The filing does not give a reason for the action other than to say that “the termination of Mr. Edwards' employment was not related to any disagreement between the company and Mr. Edwards relating to the company's financial reporting, operations, policies or practices.”
In connection with Edwards’ termination, the company also said that on Monday it had appointed Chief Financial Officer William Vens as principal accounting officer. Vens has served as CFO since August 2016 and would not receive additional compensation for assuming the additional duties, the firm reported.

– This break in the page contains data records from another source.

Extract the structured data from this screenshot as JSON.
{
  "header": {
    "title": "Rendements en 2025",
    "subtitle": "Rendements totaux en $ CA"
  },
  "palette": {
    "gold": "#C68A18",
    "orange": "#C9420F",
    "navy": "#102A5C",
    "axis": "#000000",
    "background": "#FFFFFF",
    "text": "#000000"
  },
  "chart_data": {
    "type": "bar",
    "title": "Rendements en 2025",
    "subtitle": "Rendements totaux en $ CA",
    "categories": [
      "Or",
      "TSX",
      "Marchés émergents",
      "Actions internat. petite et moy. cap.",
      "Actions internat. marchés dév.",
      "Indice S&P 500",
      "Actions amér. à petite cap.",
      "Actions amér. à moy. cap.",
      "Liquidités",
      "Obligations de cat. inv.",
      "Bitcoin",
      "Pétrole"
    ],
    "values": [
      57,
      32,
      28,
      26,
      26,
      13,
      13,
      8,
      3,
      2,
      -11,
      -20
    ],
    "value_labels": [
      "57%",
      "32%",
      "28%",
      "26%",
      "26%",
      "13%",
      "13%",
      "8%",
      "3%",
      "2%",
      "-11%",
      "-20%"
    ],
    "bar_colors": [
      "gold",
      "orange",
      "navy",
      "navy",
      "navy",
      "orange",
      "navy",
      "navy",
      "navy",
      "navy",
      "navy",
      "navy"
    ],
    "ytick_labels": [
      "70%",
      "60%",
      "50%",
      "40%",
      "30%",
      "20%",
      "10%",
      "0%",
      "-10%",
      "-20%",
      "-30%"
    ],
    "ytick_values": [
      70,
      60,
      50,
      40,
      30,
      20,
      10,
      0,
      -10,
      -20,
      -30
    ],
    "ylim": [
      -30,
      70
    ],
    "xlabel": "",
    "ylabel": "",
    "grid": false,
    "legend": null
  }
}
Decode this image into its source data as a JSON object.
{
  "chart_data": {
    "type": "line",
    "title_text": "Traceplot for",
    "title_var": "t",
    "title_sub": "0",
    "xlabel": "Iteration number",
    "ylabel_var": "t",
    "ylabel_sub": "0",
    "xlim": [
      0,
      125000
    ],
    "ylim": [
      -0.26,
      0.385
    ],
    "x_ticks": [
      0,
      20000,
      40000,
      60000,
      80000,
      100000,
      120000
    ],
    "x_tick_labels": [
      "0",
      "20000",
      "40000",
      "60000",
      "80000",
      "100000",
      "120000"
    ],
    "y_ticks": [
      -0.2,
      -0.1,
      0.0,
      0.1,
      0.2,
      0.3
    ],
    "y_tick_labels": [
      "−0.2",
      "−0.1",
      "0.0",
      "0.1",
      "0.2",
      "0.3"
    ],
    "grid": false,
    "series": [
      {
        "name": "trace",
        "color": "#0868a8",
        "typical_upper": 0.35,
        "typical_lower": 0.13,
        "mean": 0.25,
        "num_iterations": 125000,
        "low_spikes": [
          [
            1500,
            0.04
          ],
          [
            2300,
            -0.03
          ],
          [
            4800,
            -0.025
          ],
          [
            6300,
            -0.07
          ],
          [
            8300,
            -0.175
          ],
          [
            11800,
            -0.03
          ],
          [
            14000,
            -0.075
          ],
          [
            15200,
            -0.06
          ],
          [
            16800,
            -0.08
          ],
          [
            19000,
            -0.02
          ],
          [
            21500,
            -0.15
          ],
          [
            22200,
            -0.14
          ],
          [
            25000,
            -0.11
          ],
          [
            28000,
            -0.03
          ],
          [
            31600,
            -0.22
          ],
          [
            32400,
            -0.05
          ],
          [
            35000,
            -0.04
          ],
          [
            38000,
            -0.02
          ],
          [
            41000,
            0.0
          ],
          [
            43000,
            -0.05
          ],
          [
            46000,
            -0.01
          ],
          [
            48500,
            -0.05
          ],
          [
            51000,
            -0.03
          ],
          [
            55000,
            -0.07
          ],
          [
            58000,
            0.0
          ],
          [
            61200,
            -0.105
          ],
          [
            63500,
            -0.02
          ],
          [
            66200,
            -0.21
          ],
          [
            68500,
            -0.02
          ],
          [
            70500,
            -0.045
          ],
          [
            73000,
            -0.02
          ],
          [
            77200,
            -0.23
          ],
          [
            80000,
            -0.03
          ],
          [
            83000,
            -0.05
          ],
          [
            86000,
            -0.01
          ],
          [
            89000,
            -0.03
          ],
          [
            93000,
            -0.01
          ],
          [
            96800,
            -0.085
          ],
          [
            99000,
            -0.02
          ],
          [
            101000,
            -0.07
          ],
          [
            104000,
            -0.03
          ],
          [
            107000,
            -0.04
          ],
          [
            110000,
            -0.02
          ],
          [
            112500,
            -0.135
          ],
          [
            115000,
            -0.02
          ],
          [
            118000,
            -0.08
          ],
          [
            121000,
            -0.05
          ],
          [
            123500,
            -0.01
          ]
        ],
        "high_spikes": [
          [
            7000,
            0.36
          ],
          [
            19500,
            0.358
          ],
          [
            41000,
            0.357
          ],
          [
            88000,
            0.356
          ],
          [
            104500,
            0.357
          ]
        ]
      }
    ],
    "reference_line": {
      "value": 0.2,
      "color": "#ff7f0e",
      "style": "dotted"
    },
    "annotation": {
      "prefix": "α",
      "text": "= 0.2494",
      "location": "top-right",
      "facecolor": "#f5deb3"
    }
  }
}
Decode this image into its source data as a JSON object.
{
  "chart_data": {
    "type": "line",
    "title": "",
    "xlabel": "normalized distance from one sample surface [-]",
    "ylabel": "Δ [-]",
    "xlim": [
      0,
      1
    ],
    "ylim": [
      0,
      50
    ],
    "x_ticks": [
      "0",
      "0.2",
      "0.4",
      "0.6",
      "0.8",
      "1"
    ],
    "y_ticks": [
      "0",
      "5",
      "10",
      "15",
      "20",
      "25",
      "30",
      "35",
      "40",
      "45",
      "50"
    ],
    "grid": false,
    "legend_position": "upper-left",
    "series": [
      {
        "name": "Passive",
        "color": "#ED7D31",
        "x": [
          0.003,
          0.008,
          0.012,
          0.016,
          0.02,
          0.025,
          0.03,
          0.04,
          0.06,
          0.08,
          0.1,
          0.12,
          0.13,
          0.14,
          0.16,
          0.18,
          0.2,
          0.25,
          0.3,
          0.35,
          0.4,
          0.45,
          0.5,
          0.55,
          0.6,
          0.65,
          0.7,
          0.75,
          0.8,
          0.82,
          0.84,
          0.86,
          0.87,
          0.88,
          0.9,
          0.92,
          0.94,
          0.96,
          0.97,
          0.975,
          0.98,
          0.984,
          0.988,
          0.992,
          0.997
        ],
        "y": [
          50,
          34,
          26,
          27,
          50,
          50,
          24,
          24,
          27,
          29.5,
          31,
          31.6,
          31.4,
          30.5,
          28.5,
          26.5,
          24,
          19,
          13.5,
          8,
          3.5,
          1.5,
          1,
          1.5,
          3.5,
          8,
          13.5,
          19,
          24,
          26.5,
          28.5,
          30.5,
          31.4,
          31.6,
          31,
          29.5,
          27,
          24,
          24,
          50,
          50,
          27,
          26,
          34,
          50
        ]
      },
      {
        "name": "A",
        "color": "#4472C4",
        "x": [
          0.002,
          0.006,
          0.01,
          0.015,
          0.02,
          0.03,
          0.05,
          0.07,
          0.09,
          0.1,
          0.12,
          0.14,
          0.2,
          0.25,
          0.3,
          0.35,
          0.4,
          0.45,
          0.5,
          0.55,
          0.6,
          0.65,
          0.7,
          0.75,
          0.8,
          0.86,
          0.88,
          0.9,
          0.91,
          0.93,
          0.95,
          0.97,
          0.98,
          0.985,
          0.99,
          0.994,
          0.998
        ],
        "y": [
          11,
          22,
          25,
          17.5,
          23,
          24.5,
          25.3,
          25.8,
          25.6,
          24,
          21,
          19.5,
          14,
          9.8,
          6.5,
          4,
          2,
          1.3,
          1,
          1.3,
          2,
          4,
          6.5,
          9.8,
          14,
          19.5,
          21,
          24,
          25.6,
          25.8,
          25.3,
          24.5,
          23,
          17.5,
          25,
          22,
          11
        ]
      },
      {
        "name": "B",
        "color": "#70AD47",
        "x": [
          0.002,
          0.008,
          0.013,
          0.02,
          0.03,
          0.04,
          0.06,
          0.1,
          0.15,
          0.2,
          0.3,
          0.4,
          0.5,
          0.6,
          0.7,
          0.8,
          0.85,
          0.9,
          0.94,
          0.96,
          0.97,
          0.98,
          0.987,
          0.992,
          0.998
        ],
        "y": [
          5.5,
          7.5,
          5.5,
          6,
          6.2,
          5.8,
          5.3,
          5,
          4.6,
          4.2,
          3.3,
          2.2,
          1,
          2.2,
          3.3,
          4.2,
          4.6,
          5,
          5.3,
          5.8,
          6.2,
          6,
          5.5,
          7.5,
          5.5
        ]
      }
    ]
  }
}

Baldwin & Lyons did not immediately respond to an IBJ request for more information, and IBJ was unable to locate Edwards on Wednesday morning to seek comment.
Edwards had been with Baldwin & Lyons since 2007. In May 2016, he was appointed vice president, treasurer, chief accounting officer and principal accounting officer during a larger management shakeup at Baldwin & Lyons.
That month, the company’s CEO, its chief financial officer and its deputy chairman/former CEO all retired following clashes with Steve Shapiro, executive chairman of the board. Edwards was one of a handful of Baldwin & Lyons employees who assumed new responsibilities. He was 47 at the time.
Last week, Baldwin & Lyons Inc. reported a second-quarter loss of $12.3 million—the company's first quarterly loss in almost six years.
The company, which specializes in insurance for the trucking industry, said it experienced “infrequent, but severe loss events,” which reduced its profit for the quarter even as its gross premiums increased.